Essere liberi in modo adulto significa invece scegliere responsabilmente e dirigerci intenzionalmente con uno sguardo rivolto anche al medio-lungo periodo. Comporta il divenire consapevoli dei propri bisogni, valori e intenzioni, per poter di conseguenza agire verso la realizzazione di questi, eventualmente anche con sacrifici e rinunce. La libertà adulta ammette – e valorizza – l’impegno verso mete distanti se ricche di senso e sa che è una fantasia quella di poter avere, essere, fare tutto.
La liberta vera, adulta, esige impegno, volontà, discernimento, disciplina interiore, coraggio di sopportare la solitudine e il rifiuto. Finché non superiamo la paura di perdere protezione e consenso (paure dell’infanzia che portiamo con noi ben oltre l’infanzia), finché non decidiamo di agire nonostante la mancata approvazione degli altri e le difficoltà, non potremo mai essere liberi. La libertà sta nella forza di scegliere e scegliersi, accettando il rischio di perdere: perdere le opportunità non scelte, le strade non percorse, il sostegno di certi altri. Libertà è la volontà di essere ciò che si vuole essere anche quando comporta prezzi da pagare, prezzi che l’adulto-non-adulto non vuole pagare.
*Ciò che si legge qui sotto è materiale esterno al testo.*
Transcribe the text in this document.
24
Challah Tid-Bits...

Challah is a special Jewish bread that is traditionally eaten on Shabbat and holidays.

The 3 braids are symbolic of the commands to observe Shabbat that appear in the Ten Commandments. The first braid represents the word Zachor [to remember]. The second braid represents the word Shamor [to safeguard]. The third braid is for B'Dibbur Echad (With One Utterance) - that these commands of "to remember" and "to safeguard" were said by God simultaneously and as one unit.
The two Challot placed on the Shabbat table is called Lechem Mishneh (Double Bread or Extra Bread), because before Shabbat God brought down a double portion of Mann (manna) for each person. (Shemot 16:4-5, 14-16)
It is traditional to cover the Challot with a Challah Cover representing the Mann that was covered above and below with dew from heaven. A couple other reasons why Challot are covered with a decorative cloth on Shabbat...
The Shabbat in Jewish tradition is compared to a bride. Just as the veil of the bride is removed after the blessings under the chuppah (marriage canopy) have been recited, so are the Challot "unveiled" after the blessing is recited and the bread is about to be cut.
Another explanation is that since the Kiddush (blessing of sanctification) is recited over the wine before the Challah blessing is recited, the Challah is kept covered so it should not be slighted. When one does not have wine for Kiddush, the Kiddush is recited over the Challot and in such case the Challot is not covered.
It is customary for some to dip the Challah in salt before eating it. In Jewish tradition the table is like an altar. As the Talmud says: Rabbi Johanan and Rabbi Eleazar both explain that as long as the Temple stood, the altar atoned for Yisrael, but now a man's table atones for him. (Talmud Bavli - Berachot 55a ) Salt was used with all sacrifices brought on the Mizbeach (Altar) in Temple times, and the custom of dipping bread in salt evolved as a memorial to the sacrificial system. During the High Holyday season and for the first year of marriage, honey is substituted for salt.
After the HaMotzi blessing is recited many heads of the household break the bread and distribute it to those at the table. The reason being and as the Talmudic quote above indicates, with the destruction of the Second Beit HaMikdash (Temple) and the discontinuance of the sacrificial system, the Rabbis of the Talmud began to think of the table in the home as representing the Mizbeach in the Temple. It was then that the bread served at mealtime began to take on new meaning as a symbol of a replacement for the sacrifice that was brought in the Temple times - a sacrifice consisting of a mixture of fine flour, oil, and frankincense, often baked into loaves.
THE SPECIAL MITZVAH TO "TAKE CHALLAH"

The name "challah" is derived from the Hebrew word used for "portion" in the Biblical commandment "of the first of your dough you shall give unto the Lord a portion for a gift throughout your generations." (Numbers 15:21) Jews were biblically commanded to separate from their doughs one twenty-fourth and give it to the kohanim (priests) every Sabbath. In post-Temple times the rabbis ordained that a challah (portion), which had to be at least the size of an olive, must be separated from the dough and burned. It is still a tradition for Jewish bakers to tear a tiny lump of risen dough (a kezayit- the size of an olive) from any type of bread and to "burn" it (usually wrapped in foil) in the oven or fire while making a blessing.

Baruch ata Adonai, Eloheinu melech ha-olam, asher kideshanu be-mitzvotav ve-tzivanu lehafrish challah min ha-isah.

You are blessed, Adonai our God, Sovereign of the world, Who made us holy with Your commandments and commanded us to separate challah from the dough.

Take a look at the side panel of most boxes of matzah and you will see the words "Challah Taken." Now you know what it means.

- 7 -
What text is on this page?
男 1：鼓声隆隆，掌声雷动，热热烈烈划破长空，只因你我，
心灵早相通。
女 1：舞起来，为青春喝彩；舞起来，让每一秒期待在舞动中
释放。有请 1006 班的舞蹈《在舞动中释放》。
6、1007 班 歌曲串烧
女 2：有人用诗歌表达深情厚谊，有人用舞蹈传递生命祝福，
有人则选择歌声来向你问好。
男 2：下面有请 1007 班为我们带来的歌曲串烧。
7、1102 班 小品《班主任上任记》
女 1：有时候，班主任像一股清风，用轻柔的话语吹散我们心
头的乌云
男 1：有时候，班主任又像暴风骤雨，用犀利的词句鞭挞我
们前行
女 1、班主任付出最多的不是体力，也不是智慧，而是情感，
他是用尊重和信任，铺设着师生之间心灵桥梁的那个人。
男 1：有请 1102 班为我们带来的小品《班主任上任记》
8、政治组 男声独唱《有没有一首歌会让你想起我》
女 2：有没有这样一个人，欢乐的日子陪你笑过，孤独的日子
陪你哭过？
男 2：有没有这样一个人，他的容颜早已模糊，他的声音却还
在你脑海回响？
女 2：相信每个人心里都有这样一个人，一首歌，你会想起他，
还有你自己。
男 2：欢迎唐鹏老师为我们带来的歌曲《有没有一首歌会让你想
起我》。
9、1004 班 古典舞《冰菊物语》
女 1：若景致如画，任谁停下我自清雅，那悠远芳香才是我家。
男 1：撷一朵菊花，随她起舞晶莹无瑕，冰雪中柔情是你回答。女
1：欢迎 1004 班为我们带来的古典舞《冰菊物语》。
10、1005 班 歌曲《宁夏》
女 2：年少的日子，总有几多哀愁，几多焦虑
Ogni forma di progetto esistenziale comporta la valutazione di qualcosa che ci è possibile fare – porte che si aprono in virtù della scelta fatta – e di qualcosa che, compiuta la scelta, inevitabilmente non ci sarà più possibile fare. Quando si sceglie con maturità non si può continuare a sognare che tutto sarà ancora possibile. La scelta porta con sé la perdita, la rinuncia, in una parola, la sofferenza: nulla di strano che venga evitata quanto più possibile in una società come la nostra che incoraggia a fuggire la sofferenza in tutti i modi.
Ma la sofferenza è vita, accettiamola come sorella della libertà. Riprendiamoci la vita autentica con tutti i suoi colori e rimettiamoci in libertà.
Per questo articolo mi sono servita di ‘Assertività ed emozioni’ di Franco Nanetti.